Dans le bras de fer qui oppose le gouvernement et les défenseurs du service public ferroviaire, l’argument principal des détracteurs est évidemment d’ordre économique. On brandit d’une part les privilèges outranciers des cheminots (sic) et d’autre part les chiffres exorbitants de la dette accumulée par SNCF Réseau – l’un des trois établissements publics à caractère industriel et commercial qui composent la Société nationale des chemins de fer français (SNCF) – qui s’élève à 54,5 milliards d’euros fin 2017 (soit environ 2 points du PIB français).

Avant toute chose, il convient d’expliquer brièvement la structure du groupe SNCF. Depuis 2015, la SNCF est composée de trois établissements distincts : SNCF Réseau est en charge de la gestion des infrastructures ferroviaires du pays, c’est-à-dire qu’elle gère la création, l’entretien et l’organisation de la circulation des lignes ferroviaires ; SNCF Mobilités est en charge du transport des voyageurs et des marchandises ainsi que des gares ; et le groupe SNCF chapeaute les relations entre les deux autres établissements et s’occupe également des opérations immobilières.

Ainsi, quand on analyse de plus près les résultats pour l’année 2017 de la SNCF on constate que SNCF Mobilités a réalisé un chiffre d’affaires de 31,8 milliards d’euros, soit +4,3% par rapport à l’année précédente, tandis que SNCF Réseau a réalisé un chiffre d’affaires de 6,5 milliards d’euros, soit +0,9%. Bien que ces chiffres soient le signe d’un regain de dynamisme et d’une hausse des fréquentations du réseau ferroviaire français (+10% sur les TGV et +4,7% sur les TER), on reste loin d’une entreprise largement bénéficiaire. C’est pourquoi malgré ces bons résultats, la dette du groupe SNCF a continué à progresser de 1,7 milliard d’euros en 2017. Soulignons que, d’après Le Monde, les seuls intérêts de la dette de la SNCF coûtent plus de 1 milliard d’euros chaque année.

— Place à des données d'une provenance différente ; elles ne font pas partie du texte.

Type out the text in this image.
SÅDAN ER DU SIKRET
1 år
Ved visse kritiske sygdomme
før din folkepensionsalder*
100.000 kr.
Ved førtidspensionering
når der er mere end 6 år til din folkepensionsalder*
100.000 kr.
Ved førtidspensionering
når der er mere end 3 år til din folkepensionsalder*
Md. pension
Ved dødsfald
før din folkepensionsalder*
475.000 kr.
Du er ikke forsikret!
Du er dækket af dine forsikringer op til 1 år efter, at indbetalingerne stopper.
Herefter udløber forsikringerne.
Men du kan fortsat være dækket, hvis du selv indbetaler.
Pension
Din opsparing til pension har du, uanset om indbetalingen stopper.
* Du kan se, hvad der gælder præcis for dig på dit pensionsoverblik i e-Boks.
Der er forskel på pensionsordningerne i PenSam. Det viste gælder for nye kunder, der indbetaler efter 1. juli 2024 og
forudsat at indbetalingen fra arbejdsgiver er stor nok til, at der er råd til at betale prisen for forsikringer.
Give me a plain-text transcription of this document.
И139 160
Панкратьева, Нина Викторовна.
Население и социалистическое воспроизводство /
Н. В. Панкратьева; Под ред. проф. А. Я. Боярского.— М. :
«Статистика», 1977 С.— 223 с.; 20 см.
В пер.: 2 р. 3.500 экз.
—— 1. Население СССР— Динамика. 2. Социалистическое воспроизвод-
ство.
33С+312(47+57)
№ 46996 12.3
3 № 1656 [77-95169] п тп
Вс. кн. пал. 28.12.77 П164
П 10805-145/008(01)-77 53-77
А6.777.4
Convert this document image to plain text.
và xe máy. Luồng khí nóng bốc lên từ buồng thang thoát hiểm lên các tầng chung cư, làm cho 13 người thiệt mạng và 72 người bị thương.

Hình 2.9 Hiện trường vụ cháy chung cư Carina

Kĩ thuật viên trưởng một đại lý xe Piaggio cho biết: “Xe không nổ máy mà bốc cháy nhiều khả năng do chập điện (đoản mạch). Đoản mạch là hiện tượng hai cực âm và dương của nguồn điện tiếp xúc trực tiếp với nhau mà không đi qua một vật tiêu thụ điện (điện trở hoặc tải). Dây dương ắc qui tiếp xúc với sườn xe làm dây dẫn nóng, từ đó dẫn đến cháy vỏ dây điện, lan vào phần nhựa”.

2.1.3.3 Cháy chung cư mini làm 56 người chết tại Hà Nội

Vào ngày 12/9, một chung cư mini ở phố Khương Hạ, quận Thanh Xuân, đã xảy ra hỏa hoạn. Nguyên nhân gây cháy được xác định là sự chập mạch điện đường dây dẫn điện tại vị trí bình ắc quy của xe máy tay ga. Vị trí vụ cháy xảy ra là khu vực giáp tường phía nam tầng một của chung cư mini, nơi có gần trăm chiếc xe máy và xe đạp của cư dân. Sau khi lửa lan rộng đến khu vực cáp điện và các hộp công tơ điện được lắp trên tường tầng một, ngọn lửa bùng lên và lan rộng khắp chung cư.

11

Il est surtout bon de se demander quelle est l’origine de cette dette qui ne cesse de gonfler et donne un argument de poids au gouvernement pour son « nouveau pacte ferroviaire » qui lui permettra de légiférer par ordonnance pour réformer la SNCF avant l’ouverture à la concurrence. Il faut déjà relever que lorsque l’Etat a nationalisé les différentes compagnies ferroviaires en 1938, signant la naissance de la SNCF, le déficit cumulé s’élevait déjà à 30 milliards de francs. Avec l’éclatement de la seconde Guerre mondiale, toutes les prévisions mises en place pour résorber ce déficit et atteindre l’équilibre tombaient à l’eau. En plus de l’héritage de ce déficit, l’augmentation de la dette ces dernières années est en grande partie due au développement des lignes à grande vitesse (LGV).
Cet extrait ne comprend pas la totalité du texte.